Dopo quattro anni dall’uscita di Venere in pelliccia (La Vénus à la fourrure, 2013), Polanski torna al cinema con un prodotto rigoroso, pulito, cristallino nella messa in scena, alla pari degli spazi estremamente avvolgenti e geometrici (curati con maniacale precisione da Jean Rabasse) che vanno da meravigliosi appartamenti parigini a rustici casali persi nelle campagne francesi. Al loro interno si muovono le due protagoniste, Emmanuelle Seigner (quinta volta diretta dal marito) ed Eva Green, tanto distanti quanto affini, in un incessante gioco di specchiamenti e incognite. La prima, nella sua (finta) ingenuità trasandata e burrosa, risulta sensualissima anche quando completamente madida di sudore, brodo o altri intingoli; la seconda, invece, risveglia curiosità iconografiche rispetto ai mutamenti estetici che subisce lungo la narrazione: i toni da dark lady anni Quaranta (il nero e bianco dell’abbigliamento in primis con accenni di scarlatto sulle unghie e sulle labbra, la sigaretta perennemente accesa) si smorzano pian piano quando prende sempre più possesso della vita dell’altra. E, a questo punto, le tinte si fanno telluriche, ambrate, calde, suadenti (i capelli passano dal corvino al castano, gli abiti diventano meno sofisticati, il trucco meno pesante).
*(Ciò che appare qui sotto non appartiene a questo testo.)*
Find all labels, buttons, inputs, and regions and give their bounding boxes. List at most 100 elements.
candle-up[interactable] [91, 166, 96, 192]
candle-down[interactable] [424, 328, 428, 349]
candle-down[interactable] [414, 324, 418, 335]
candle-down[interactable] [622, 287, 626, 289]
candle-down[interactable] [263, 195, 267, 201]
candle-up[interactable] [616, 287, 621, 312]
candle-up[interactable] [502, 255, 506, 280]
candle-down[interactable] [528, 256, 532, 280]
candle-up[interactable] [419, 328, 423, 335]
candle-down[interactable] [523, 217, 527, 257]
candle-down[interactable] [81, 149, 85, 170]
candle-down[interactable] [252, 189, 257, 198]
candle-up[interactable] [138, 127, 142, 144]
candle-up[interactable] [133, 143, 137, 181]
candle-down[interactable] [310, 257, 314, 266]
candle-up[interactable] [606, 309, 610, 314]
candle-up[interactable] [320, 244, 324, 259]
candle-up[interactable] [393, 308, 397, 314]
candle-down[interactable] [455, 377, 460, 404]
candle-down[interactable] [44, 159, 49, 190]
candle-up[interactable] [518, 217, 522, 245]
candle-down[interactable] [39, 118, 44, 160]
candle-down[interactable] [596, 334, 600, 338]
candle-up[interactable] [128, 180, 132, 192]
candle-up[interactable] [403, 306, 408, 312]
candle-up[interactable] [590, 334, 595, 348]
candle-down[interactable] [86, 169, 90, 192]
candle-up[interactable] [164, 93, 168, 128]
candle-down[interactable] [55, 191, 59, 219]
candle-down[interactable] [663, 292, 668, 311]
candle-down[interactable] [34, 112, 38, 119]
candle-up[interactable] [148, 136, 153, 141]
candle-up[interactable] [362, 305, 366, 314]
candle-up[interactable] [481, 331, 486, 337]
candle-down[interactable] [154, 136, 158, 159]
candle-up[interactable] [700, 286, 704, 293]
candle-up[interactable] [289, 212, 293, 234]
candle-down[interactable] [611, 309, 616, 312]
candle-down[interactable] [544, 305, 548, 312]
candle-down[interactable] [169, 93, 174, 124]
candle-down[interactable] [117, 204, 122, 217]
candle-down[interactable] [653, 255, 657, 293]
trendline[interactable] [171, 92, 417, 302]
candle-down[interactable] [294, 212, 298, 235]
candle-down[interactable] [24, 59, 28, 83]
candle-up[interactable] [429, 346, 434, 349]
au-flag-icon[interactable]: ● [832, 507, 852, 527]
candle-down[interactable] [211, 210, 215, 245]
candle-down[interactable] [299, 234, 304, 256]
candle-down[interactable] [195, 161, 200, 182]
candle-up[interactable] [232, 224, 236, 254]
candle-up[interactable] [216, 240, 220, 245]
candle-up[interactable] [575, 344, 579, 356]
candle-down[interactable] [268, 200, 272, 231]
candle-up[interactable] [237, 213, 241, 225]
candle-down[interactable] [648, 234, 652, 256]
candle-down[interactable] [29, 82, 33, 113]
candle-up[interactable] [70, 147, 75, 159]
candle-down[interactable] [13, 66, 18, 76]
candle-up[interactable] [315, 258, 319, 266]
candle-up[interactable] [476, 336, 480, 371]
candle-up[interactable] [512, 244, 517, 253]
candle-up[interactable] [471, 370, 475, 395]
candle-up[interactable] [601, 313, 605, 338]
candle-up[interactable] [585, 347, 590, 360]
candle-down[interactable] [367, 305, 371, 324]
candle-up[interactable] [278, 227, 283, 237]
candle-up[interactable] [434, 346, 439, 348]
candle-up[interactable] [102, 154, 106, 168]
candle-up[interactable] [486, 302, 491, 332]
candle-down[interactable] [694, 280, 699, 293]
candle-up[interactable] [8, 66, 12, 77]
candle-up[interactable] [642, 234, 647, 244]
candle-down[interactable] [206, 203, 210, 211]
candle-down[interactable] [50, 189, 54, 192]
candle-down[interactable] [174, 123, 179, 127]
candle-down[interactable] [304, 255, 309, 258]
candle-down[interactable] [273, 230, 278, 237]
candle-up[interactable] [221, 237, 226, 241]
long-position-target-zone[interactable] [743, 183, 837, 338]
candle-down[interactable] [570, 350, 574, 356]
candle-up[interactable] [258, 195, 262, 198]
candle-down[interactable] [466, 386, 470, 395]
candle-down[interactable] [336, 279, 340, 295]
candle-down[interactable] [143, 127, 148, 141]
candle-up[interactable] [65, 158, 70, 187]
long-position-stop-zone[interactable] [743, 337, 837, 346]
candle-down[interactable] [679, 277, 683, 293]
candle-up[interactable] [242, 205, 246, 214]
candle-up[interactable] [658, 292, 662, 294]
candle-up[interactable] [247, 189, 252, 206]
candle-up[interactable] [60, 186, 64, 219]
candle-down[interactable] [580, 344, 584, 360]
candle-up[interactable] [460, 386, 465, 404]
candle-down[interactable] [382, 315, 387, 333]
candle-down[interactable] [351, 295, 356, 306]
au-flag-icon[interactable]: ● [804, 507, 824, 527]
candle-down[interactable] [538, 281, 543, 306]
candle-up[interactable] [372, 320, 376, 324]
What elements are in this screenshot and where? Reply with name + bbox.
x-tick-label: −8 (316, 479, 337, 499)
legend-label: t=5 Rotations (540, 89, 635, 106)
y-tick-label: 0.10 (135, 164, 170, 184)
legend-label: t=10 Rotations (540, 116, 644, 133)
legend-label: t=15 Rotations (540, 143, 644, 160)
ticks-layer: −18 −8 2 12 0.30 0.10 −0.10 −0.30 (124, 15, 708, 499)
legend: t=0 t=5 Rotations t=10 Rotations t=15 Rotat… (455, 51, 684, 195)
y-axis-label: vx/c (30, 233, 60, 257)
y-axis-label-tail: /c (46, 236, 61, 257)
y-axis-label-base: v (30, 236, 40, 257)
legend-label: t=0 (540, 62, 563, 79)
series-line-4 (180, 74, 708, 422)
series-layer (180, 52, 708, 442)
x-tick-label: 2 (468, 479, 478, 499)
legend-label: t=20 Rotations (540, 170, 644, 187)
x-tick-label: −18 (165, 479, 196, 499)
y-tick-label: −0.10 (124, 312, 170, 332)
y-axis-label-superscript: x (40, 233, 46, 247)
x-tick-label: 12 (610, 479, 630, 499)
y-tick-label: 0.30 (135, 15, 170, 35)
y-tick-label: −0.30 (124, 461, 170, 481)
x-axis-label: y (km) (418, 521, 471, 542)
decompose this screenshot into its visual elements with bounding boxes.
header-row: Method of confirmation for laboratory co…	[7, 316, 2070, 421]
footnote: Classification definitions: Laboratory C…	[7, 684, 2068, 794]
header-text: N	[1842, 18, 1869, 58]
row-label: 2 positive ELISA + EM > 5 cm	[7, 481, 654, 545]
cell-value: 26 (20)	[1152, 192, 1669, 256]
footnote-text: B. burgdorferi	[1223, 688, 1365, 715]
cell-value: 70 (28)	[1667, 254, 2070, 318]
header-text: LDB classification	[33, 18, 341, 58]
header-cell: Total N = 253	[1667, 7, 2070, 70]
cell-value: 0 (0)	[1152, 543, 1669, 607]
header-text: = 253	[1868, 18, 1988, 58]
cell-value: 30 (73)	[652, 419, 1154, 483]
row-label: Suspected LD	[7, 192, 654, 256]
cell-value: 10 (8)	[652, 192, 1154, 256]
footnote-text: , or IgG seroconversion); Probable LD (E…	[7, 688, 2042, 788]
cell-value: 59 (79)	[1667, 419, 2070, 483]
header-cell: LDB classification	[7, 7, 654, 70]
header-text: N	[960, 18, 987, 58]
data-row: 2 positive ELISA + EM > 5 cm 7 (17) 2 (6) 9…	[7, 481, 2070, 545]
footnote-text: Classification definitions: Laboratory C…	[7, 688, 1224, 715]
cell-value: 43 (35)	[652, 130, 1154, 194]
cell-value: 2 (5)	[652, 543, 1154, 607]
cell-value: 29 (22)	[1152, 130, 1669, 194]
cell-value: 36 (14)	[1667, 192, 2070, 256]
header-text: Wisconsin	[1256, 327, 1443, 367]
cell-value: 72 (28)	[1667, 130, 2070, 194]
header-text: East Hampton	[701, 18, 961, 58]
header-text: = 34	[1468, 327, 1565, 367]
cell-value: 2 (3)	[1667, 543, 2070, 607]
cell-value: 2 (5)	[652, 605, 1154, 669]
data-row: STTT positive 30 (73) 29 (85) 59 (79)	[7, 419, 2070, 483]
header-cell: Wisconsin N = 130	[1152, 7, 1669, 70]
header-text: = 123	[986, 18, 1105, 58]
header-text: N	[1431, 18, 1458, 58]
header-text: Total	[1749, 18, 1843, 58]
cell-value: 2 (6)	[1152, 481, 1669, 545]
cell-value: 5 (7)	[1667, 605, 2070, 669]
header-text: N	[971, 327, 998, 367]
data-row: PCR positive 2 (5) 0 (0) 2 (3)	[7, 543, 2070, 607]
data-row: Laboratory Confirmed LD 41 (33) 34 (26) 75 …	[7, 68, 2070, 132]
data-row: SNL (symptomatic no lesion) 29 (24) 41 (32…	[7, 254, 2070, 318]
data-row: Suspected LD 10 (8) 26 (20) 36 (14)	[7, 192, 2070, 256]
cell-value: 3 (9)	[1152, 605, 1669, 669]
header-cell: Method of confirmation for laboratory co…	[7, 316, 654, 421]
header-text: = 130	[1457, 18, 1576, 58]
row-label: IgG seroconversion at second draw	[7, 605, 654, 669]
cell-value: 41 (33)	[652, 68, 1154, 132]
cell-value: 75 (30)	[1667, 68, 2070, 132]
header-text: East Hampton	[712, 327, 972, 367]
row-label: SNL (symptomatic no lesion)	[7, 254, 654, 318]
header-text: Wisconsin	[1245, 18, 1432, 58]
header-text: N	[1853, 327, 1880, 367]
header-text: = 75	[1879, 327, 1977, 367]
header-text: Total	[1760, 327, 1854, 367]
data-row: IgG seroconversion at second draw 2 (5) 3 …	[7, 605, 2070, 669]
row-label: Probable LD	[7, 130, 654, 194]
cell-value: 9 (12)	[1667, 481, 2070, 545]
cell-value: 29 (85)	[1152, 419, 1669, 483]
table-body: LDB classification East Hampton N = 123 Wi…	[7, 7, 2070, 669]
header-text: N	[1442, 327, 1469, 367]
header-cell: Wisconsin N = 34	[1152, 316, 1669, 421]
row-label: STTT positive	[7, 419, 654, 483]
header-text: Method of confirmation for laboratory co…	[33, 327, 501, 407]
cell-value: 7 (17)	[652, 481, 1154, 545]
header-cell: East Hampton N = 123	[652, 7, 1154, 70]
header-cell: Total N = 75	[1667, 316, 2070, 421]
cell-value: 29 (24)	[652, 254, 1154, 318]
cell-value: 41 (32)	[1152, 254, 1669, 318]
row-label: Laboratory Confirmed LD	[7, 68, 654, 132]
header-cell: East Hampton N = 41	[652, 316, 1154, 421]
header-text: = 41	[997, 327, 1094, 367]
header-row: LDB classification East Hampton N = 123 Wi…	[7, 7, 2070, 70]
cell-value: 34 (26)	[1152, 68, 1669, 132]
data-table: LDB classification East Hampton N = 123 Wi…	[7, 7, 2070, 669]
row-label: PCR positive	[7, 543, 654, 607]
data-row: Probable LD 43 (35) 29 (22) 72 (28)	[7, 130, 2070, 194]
Un atto rievocatore, questo di Polanski, che può ricordare Bridget Fonda e Jennifer Jason Leigh in Inserzione pericolosa (1992) di Barbet Schroeder. Ma, in realtà, sono tanti i rimandi cinefili presenti nel film, da Misery non deve morire (1990) a La nona porta (1999), da Luna di fiele (1992) fino a un gustoso omaggio di Rosemary’s Baby (1968) in cui la vicina di casa di Emmanuelle Seigner celebra, simpaticamente, la mitica Ruth Gordon (la luciferina dirimpettaia di Mia Farrow).
L’omaggio e la citazione sono alla base di Quello che non so di lei, come se Polanski volesse giocare con lo spettatore. E, al contempo, prendersene gioco. Ma sempre con la bonaria leggerezza di un autore che sa miscelare sapientemente, e quando occorre, ironia e suspense.